The discovery of Heartbleed comes at a time when the security and privacy communities have been lobbying heavily for wider SSL adoption, reacting to revelations of widespread surveillance by the National Security Agency.
"We still don't have definite consensus on how bad this [Heartbleed] is yet," says Damon Rouse, director of IT for the defense and government contractor Epsilon Systems.
Rouse, who says his organization is mostly a Windows environment and so is not as widely affected by Heartbleed as some larger organizations, has spotted some false positives in his network pointing to Heartbleed attack activity. "We've seen a couple of false positives with some IPS rules we have put in place" on the network. One alert turned out to be a backup vendor's OpenSSL implementation that required a patch, which came the next day, he says.

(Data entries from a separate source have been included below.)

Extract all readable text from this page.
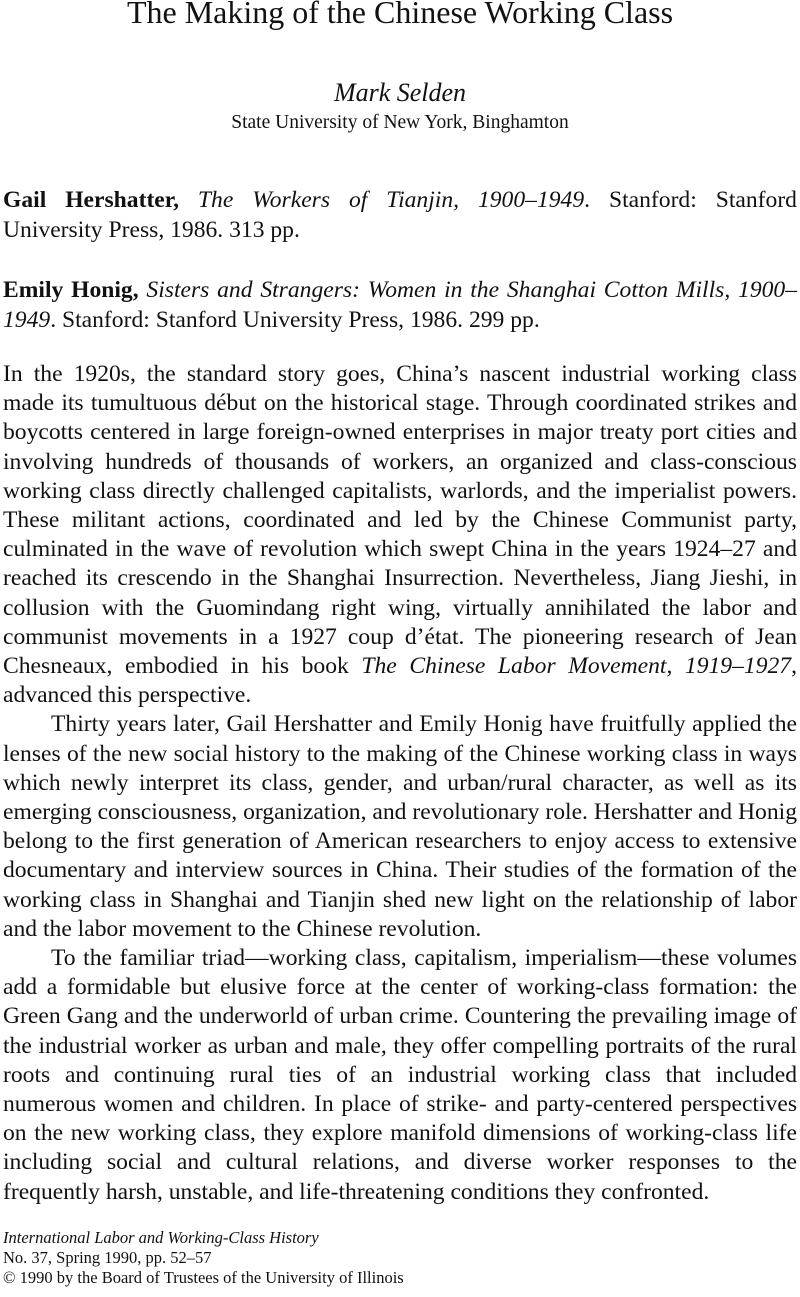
The Making of the Chinese Working Class
Mark Selden
State University of New York, Binghamton
Gail Hershatter, The Workers of Tianjin, 1900–1949. Stanford: Stanford University Press, 1986. 313 pp.
Emily Honig, Sisters and Strangers: Women in the Shanghai Cotton Mills, 1900–1949. Stanford: Stanford University Press, 1986. 299 pp.

In the 1920s, the standard story goes, China’s nascent industrial working class made its tumultuous début on the historical stage. Through coordinated strikes and boycotts centered in large foreign-owned enterprises in major treaty port cities and involving hundreds of thousands of workers, an organized and class-conscious working class directly challenged capitalists, warlords, and the imperialist powers. These militant actions, coordinated and led by the Chinese Communist party, culminated in the wave of revolution which swept China in the years 1924–27 and reached its crescendo in the Shanghai Insurrection. Nevertheless, Jiang Jieshi, in collusion with the Guomindang right wing, virtually annihilated the labor and communist movements in a 1927 coup d’état. The pioneering research of Jean Chesneaux, embodied in his book The Chinese Labor Movement, 1919–1927, advanced this perspective.

Thirty years later, Gail Hershatter and Emily Honig have fruitfully applied the lenses of the new social history to the making of the Chinese working class in ways which newly interpret its class, gender, and urban/rural character, as well as its emerging consciousness, organization, and revolutionary role. Hershatter and Honig belong to the first generation of American researchers to enjoy access to extensive documentary and interview sources in China. Their studies of the formation of the working class in Shanghai and Tianjin shed new light on the relationship of labor and the labor movement to the Chinese revolution.

To the familiar triad—working class, capitalism, imperialism—these volumes add a formidable but elusive force at the center of working-class formation: the Green Gang and the underworld of urban crime. Countering the prevailing image of the industrial worker as urban and male, they offer compelling portraits of the rural roots and continuing rural ties of an industrial working class that included numerous women and children. In place of strike- and party-centered perspectives on the new working class, they explore manifold dimensions of working-class life including social and cultural relations, and diverse worker responses to the frequently harsh, unstable, and life-threatening conditions they confronted.

International Labor and Working-Class History
No. 37, Spring 1990, pp. 52–57
© 1990 by the Board of Trustees of the University of Illinois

Businesses and other organizations are beginning to take a close look at their internal web server interfaces, VPN concentrators, and other internal systems using SSL for encrypted sessions. "I have a red team group, and our collective feel is that this is something within organizations that has got a long-tail effect that's going to linger for years to never for some products that may have versions that may never receive a vendor patch," says George Baker, director of professional services at the managed security services firm Foreground Security. "This is a great vector for an advanced attack -- for a phish or a beachhead."
So how can organizations protect their internal networks from the potential bloodletting of Heartbleed?
Segment your internal network with virtualization. A flat architecture makes it too easy for attackers to move around laterally and get to targeted information, experts say. "Create logical barriers, especially around data centers," says Raj Shah, director of cybersecurity for Palo Alto Networks.
"If you can segment those networks internally, even if a patch is not available for a phone, or an embedded device, for example, you can move it to a place where laptops and systems that don't need to connect to it are segmented and segregated. Segregating internal network space is a huge risk reduction for an advanced attack," Foreground's Baker says.
Those VLANs can be set up via router access control lists or stateful firewalls, he says.
IPSes and data leakage protection systems should be updated to detect Heartbleed-type attacks, as well, and web application firewalls can help. "Usually, in these cases, it takes a while to understand you've been compromised," says Motty Alon, director of security solutions at Radware.
Heartbleed is a game-changing security event, Alon says. "It's something like what happened to airport security after 9/11. It will change all of the things we know, and there will be" multiple stages to the response.
Meanwhile, at least one anti-DDoS service provider says its service thwarts Heartbleed. Barrett Lyon, founder and CTO of Defense.Net, says his DDoS mitigation service automatically inspects traffic flows and validates protocols, and checks for oddities -- "if you connect in a strange way to an SSL server and the connection is not actually coming with it as if it's a web browser," for example.
Lyon says some companies may have to toss out equipment that can't be patched for Heartbleed. "We're going to hear from vendors we haven't heard from in a long time. It's going to have a ripple effect."